"No," he went on. "When I said that we'd known one another always I mean that she's always known about me. I used to take her on my knee and toss her up and down. That was where all the trouble began. If she hadn't been always used to me and fancied that I was years older than she—a kind of grandfather—she'd have married me."
"Married you!" Harkness brought out.
"Yes. I can't remember a time when I wasn't in love with her. I always was, and she never was with me. She liked me—she likes me now—but she's always been so used to the idea of me. I've always been David Dunbar—and that's all. A friend who was always there but nothing more. There was just a moment when I was missing for six months in the middle of the war, I think she really cared then—but soon they heard that I was safe in Germany and it was all as it had been before."
"Were her father and mother living?" Harkness asked.
"Her father. Her mother died when her youngest brother was born, when she was only six years old. The mother's death upset the father, and he took to drink. He'd always been inclined that way I expect. He was too brilliant a doctor to have landed in that small village without there being some reason. Well, after Mrs. Tobin's death there was simply one trouble after another. Tobin's patients deserted him. The big house on the hill had to be sold and they moved into a small one in the village. He had been a big, jolly, laughing, generous man before, now he was always quarrelling with everybody, insulting the few patients left to him, and so on. Hesther was wonderful. How she kept the house together all those years nobody knew. There was very little she didn't know about life by the time she was ten years old—ordinary life, I mean, not this damned Crispin monstrosity. She always had the pluck and the courage of the devil, and you can fancy what I felt just now when you told me about her asking young Crispin to let her off. That swine!"

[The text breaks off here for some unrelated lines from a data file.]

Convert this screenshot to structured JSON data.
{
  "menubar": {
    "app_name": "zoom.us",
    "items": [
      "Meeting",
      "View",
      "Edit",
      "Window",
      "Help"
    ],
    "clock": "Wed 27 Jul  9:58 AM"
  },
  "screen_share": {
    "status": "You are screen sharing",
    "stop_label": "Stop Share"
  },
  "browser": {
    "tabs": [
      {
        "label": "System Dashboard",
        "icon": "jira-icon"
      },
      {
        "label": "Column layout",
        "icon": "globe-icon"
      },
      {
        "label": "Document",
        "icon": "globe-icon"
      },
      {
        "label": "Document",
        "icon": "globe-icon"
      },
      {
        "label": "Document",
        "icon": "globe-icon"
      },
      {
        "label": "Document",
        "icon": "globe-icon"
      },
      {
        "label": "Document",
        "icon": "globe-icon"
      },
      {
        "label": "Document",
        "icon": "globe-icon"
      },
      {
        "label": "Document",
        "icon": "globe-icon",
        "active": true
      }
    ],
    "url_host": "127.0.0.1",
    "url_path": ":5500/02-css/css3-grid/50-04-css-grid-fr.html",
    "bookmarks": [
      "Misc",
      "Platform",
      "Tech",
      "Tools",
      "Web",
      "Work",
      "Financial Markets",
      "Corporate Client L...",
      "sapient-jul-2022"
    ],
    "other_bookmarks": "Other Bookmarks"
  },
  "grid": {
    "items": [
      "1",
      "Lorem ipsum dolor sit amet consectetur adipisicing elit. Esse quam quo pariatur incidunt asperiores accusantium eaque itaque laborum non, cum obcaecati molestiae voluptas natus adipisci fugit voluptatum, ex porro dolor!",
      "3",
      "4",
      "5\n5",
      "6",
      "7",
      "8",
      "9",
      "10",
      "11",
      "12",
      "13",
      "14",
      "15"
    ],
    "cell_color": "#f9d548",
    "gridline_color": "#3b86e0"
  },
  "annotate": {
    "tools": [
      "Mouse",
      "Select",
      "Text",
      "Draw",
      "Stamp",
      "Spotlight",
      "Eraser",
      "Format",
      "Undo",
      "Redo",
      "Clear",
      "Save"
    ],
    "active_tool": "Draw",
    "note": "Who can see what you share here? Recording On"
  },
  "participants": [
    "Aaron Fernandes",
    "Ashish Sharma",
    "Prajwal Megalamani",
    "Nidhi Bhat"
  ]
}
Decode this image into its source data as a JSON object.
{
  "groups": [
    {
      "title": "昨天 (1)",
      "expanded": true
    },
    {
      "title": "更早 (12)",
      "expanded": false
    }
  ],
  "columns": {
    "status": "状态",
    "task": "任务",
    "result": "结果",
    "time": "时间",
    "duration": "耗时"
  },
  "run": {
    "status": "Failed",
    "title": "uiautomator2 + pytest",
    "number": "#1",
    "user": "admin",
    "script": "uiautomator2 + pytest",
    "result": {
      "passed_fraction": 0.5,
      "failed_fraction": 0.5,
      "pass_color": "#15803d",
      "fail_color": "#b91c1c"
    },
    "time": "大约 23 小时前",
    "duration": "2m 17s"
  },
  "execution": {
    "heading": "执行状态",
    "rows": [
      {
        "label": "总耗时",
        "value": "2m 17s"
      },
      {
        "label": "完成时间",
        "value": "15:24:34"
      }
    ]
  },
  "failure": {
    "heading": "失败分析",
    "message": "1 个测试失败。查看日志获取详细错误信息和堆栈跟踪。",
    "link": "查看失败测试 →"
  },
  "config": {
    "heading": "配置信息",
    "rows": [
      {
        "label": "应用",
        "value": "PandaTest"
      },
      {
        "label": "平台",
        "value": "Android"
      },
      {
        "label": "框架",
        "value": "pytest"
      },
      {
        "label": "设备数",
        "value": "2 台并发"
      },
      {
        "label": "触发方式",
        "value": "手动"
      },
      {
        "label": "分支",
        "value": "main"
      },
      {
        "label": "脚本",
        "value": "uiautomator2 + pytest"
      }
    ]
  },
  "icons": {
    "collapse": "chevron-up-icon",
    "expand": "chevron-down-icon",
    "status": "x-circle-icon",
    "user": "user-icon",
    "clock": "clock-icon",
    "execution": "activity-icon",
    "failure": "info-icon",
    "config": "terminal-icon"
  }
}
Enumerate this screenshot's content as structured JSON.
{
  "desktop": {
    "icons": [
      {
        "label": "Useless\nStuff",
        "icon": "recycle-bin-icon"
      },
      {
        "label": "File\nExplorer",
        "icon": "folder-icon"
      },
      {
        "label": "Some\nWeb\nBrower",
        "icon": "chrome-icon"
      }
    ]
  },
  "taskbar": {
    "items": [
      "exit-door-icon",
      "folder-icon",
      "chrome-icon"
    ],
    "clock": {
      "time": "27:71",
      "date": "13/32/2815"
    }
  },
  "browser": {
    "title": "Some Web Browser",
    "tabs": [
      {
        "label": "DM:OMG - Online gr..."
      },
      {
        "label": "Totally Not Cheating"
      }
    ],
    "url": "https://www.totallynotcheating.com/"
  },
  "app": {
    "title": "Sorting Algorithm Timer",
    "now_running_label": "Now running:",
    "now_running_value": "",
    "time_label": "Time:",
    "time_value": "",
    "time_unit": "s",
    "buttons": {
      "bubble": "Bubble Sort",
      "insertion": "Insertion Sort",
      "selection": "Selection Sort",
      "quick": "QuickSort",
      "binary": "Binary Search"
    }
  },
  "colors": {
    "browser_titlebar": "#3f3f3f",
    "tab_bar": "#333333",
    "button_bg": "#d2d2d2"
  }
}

He paused for a moment, then went on hurriedly:
"But we haven't much time. I must buck ahead. I was quite an ordinary sort of fellow, of course, but there was nothing I wouldn't do for her if I got a chance. I helped her sometimes, but not so much as I'd have liked. She was always terribly proud. All the things that happened at home made her hold up her head in a kind of defiance.
"The odd thing was that she loved her father, and the worse he got the more she loved him. But she loved her young brothers still more. She was mother, sister, nurse, everything to them, and would be still if she'd been let alone. They were nice little chaps too, only a lot younger, of course—one three years, one six. One's in the Navy—very decent fellow—and if he'd been home he'd never have allowed any of this to happen.
"Well, the war came when she was quite a kid. I was away most of that time. Then in 1918 my father died and left me a bit of property there in Milton. I came home and asked her to marry me. She thought I was pitying her, and anyway she didn't love me. And I hadn't enough of this world's goods to make the old man keen about me.
"Then this devil came along." Dunbar stopped for a moment. They both listened. There was not a sound in the whole house.